Extending System Defaults
Octo Router comes with pre-tuned intent examples for common categories like coding and fast-chat. You can inherit these examples to save time while still defining your own providers and capabilities.
Global Toggle: extend_default
Set extend_default: true at the policy level to enable the inheritance mechanism.
Group Toggle: use_system_default
Set use_system_default: true within a specific group to pull in built-in examples.

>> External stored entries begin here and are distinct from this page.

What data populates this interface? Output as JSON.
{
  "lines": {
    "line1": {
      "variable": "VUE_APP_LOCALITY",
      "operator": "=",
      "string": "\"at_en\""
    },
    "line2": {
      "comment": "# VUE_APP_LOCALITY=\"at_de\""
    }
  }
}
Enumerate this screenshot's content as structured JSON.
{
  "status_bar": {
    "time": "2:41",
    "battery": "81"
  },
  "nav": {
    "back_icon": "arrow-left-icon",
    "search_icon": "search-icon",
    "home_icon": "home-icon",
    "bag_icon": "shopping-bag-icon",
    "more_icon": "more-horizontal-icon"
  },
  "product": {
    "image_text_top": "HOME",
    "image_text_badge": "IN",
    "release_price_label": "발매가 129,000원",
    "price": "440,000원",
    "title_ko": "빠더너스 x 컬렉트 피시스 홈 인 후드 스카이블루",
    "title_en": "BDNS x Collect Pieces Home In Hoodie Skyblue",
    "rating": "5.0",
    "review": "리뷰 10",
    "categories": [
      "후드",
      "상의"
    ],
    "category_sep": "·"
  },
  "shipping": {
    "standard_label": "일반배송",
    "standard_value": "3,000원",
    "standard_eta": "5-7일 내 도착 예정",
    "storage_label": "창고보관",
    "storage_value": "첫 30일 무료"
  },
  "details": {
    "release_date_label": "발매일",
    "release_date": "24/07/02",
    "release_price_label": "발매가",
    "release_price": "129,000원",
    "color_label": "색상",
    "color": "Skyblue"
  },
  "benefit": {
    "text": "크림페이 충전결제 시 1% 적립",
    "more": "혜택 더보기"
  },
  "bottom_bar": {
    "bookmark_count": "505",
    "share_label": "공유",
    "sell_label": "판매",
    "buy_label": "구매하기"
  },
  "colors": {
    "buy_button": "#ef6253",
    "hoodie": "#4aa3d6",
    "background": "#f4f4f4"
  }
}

Example: Advanced Coding Setup In this example, we inherit the system's "coding" examples (which include various programming queries) but restrict the providers to OpenAI and Anthropic.
routing:
policies:
semantic:
enabled: true
engine: "embedding"
extend_default: true # Enable the extension system
groups:
- name: "coding"
use_system_default: true # Inherit pre-tuned coding examples
allow_providers: ["openai", "anthropic"]
required_capability: "coding" Built-in Groups
The following groups are supported for inheritance:
fast-chat: Greetings, basic math, and general knowledge.
Technical Configuration
For fine-grained control over the Embedding Engine, you can tune the following technical parameters:
| Option | Default | Description |
|---|---|---|
threshold | 0.5 | The minimum cosine similarity score (0.0 to 1.0) required to trigger a match. Higher values require the prompt to be closer to your examples. |
default_group | N/A | The group to use if no other group meets the threshold. This acts as a global fallback for semantic routing. |
model_path | N/A | Absolute or relative path to the local ONNX embedding model (e.g., MiniLM). |
shared_lib_path | N/A | Optional. Path to the ONNX Runtime library (.so, .dylib, or .dll). Useful if the library is not in your system's standard search path. |
Tuning the Threshold
- Precision (0.7+): Only route when you are very certain of the intent. Leads to more "default group" fallbacks.
- Recall (0.3 - 0.5): More aggressive routing. Useful if your intent groups are very distinct.
Troubleshooting
If using the Embedding engine, ensure your docker-compose.yml has the correct ONNX_LIB_PATH set (e.g., /usr/local/lib/libonnxruntime.so). For the Keyword engine, no extra setup is required.